“Life-Ruining” ABC Song Remix Causing Internet to Rage

    The classic ABC song has been remixed, and people aren’t happy about it. The new version of the song, shared by Noah Garfinkel on Twitter, is normal until it gets to the infamous “LMNOP” section of the melody.

    That’s where the rage-inducing part comes in.

    Dreamenglish ABC Song
    dreamenglish.com

    While some children might mishear the song and think there is a letter called “elimino,” the melody in the original song is pretty timeless. By breaking up the melody in that section, it throws most listeners off.

    After all, nearly every native English-speaker learned the song with the classic “LMNOP” melody.

    What Are People Saying Online about the New ABC Song?

    The reaction to the song on Twitter was negative, to put it lightly. Many people opined that the new version was, “trash,” and some wrote that it “made [their] ears bleed.” The consensus was that you shouldn’t mess with a classic, as the classics are legendary for a reason. There was nothing wrong with the original, they insist, regardless of whether some children mishear it.

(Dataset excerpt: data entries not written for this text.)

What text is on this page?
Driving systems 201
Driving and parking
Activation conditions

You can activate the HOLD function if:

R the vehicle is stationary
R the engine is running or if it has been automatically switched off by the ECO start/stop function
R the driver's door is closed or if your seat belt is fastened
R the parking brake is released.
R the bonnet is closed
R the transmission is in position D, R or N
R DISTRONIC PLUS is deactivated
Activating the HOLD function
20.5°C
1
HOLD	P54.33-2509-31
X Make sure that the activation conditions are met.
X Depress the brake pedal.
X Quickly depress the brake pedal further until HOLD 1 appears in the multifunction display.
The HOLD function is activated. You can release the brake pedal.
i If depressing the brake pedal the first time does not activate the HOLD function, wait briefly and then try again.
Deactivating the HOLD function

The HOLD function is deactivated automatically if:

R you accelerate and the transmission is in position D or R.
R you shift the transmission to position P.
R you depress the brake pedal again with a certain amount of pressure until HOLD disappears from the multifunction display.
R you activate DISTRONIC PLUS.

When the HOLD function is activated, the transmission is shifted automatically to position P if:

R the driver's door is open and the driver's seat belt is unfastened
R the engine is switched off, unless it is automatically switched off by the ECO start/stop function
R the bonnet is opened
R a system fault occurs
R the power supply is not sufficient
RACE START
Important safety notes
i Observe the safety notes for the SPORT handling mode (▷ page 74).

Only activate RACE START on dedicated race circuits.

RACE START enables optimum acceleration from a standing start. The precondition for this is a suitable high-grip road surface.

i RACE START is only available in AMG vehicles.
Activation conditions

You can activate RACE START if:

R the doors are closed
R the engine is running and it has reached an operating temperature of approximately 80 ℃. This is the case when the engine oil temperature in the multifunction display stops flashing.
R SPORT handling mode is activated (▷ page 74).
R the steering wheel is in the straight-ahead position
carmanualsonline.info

    Of course, the new version has some scattered defenders. Many point out that children often mishear things, and it’s important to clarify for them what the alphabet actually is. After all, nearly every person who learns English as a child learns the alphabet in song form. The song makes it easy to remember, but mislearning it the first few times could be damaging for a young person.

    Why is the Reaction to the New ABC Song so Intense?

    People tend to have very strong reactions to things they learned when they were young. Look no further than outrage over numerous reboots and retellings of classic stories. For many, one of the earliest songs they learned was the ABC song. As such, that original melody is hard-coded into their psyche.

    By altering the tune slightly, it can make people who learned it as children very, very uncomfortable. After all, the ABC song helped them to learn the very basics of the language they speak and read. By undermining that, you’re essentially challenging their entire linguistic worldview.

    While some children might benefit from the clearer distinction between the letter L, M, N, and O, we doubt that this new version of the song will be taking off any time soon.